Major depressive disorder affects 16.1 million adults in the United States and costs $210 billion annually, the researchers write. While the primary symptoms of depression are psychological, Friday’s study helps further the idea that depression is a complex disease with physical effects throughout the body.
While many people with depression experience improvement with psychotherapy and medication, some people’s depression is treatment-refractory, meaning treatment has little to no impact, the authors write. Suicidal thoughts are experienced by the majority of patients with treatment-refractory depression, and as many as 30% will attempt suicide at least once in their lifetime.

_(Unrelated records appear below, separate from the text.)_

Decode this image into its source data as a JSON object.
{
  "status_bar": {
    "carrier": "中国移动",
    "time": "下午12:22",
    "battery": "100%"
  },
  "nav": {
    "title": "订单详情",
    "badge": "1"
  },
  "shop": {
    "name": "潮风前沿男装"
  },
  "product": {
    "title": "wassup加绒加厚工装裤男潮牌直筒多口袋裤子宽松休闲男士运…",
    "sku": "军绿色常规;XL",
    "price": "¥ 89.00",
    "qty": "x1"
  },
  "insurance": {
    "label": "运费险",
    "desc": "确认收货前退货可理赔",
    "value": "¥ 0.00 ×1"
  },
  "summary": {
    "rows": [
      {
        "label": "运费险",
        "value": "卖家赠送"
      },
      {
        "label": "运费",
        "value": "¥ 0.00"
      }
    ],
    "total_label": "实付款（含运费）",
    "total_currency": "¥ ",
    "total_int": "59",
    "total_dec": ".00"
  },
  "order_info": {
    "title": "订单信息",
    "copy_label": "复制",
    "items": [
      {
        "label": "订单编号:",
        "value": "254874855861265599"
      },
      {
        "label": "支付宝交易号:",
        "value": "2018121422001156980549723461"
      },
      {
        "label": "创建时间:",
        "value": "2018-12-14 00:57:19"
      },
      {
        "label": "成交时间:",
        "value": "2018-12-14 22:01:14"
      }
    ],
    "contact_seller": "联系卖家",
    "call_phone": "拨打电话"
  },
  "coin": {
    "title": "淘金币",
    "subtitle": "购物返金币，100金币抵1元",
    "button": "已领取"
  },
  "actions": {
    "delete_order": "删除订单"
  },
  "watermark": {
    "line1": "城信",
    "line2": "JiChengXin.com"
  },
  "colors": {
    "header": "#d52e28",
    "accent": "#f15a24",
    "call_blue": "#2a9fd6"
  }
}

“We’re seeing a significant rise in midlife mortality in the United States, and increased suicide incidence is one of many things driving that trend,” Naviaux said. “Tools that could help us stratify people based on their risk of becoming suicidal could help us save lives.”
The researchers analyzed the blood of 99 study participants with treatment-refractory depression and suicidal ideation, as well as an equal number of healthy controls. Among the hundreds of different biochemicals circulating in the blood of these individuals, they found that five could be used as a biomarker to classify patients with treatment-refractory depression and suicidal ideation. However, which five could be used differed between men and women.
“If we have 100 people who either don’t have depression or who have depression and suicidal ideation, we would be able to correctly identify 85-90 of those at greatest risk based on five metabolites in males and another five metabolites in females,” Naviaux said. “This could be important in terms of diagnostics, but it also opens up a broader conversation in the field about what’s actually leading to these metabolic changes.”
Some metabolic markers of suicidal ideation were consistent across both sexes. This included biomarkers for mitochondrial dysfunction, which occurs when the energy-producing structures of our cells malfunction.
Mitochondria produce ATP, the primary energy currency of all cells. ATP is also an important molecule for cell-to-cell communication, and the researchers wrote it is this function that is most dysregulated in people with suicidal ideation.
Because some of the metabolic deficiencies identified in the study were in compounds that are available as supplements, such as folate and carnitine, the researchers are interested in exploring the possibility of individualizing depression treatment with these compounds to help fill in the gaps in metabolism that are needed for recovery. However, Naviaux said these supplements are not cures.
“If we can find ways to treat depression and suicidal ideation on a metabolic level, we may also help improve outcomes for the many diseases that lead to depression,” he said. “Many chronic illnesses, such as post-traumatic stress disorder and chronic fatigue syndrome, are not lethal themselves unless they lead to suicidal thoughts and actions. If metabolomics can be used to identify the people at greatest risk, it could ultimately help us save more lives.”